Rav Tzvi Yehuda would note that Rambam's view that the Mashiach need not be a performer of miracles - derived from Rabbi Akiva's relationship to Bar Kochba, and his dedication to the role of the ideologue of the Bar Kochba rebellion. The Mashiach must be somebody with national leadership qualities. Bar Kochba was perceived to be the Mashiach until he was killed, and when that happened, it became clear that he was not the Mashiach. None of the scholars of the time ever asked Bar Kochba for any sort of outward sign that he was the Mashiach.
Rav Tzvi Yehuda would also point to Lag Ba’omer as the memorial day for all those Jews who sacrificed their lives throughout the generations, from the students of Rabbi Akiva, to the young people of our generation. It is possible to say, in essence, that the Bar Kochba rebellion never really ended, and that today we are still experiencing its continuation.

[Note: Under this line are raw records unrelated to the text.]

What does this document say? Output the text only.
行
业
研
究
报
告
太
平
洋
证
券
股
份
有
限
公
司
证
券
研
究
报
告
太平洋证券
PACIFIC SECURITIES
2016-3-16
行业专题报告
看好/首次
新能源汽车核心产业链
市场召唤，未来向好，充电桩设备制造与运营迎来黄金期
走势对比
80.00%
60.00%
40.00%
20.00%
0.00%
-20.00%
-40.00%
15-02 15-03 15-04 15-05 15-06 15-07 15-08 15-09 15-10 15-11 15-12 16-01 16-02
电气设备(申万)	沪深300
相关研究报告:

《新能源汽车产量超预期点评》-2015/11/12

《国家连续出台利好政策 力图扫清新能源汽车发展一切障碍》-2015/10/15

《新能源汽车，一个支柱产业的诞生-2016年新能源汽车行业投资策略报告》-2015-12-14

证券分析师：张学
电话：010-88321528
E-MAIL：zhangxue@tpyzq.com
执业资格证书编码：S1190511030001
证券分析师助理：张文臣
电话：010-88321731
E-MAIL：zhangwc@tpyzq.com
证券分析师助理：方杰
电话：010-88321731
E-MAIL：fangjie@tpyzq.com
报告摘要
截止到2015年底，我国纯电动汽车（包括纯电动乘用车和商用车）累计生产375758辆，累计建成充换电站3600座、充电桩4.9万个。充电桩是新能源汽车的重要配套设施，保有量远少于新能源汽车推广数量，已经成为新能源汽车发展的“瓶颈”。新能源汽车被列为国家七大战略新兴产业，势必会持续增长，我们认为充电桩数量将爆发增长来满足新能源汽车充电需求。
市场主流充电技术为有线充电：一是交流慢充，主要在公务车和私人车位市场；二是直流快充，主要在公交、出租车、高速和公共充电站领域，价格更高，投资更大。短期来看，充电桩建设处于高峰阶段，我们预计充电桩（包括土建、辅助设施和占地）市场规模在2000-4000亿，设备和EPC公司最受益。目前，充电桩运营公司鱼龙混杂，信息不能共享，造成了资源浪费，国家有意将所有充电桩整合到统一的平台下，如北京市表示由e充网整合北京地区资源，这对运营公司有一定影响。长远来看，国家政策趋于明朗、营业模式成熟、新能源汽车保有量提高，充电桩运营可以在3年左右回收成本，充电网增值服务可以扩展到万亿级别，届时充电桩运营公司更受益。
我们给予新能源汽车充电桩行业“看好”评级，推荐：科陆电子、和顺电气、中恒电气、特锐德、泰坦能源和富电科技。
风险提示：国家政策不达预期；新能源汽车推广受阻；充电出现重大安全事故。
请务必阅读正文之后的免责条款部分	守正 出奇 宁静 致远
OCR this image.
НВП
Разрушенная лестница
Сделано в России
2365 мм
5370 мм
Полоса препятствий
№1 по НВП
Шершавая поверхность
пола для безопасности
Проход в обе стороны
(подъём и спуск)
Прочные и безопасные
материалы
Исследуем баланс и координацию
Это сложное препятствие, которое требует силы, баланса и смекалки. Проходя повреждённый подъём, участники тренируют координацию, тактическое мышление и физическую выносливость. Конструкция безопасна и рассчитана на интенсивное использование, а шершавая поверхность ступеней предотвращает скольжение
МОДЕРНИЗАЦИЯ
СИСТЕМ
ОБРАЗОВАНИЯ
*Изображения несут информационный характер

Let’s expound a little more on the greatness of Rabbi Akiva: The Talmud in Menachot states: "Rav Yehuda said in the name of Rav: When Moshe Rabeinu ascended to Heaven, he found the Holy One, Blessed be He, tying crowns onto the letters of the Torah. He said to God: ‘Creator of the Universe, who prevented You?’ [The Maharsha explains that Moshe received the entire Torah on Mt. Sinai - including everything that a skilled student would eventually clarify. All of a sudden, Moshe sees "crowns" on the letters, representing another layer of Torah truth, its greatest secrets. So he asks Hashem: ‘Who prevented You [from revealing these secrets to man in the basic text of the Torah that You have to add on information through the addition of such crowns - (Rashi)? What's more, You wrote the Torah in order to reveal it to man. These secrets are beyond man’s comprehension and therefore seem superfluous".]
"God answered: 'There will be a person several generations from now and Akiva the son of Yosef is his name. He will extrapolate innumerable halachot from each of the crowns.' Moshe responded: 'Master of the Universe, let me see him!' God: 'Take a step back.' (This is a difficult statement. Moshe Rabeinu is speaking to God face to face and yet when he is about to meet Rabbi Akiva, he is told to "move back") Moshe thereupon went and sat at the back of the eighth row - and when he listened to Rabbi Akiva’s class, he did not understand the content of what was being discussed. He became exasperated. At one point during the class, however, a student asked Rabbi Akiva: 'What is the source for that law?' To which the teacher responded: 'It’s a halacha transmitted from Moshe on Mt. Sinai.' Moshe was relieved." (He understood that the apparently "new"ideas being conveyed by Rabbi Akiva were in fact a continuation of the very Torah that he taught Israel.)
"Moshe responded: 'Master of the Universe - You have shown me his Torah - now please show me his reward'...Moshe was then presented with an image of the Romans raking Rabbi Akiva’s flesh with hot combs...Moshe said: 'Master of the Universe - this is Torah and its reward?' God responded: 'Be silent, this is what I have decided to do!' (There are events in Jewish life that are above human comprehension - even beyond the comprehension of Moshe Rabeinu!)
The Talmud says: Nobody can come close to the spiritual level of Rabbi Akiva and his colleagues, who died "Al Kiddush Hashem" - while sanctifying God's name. Lag Ba’omer allows us to reflect upon and appreciate all of those Jews who, such as Rabbi Akiva and his students, sacrificed their lives on behalf of the Jewish people.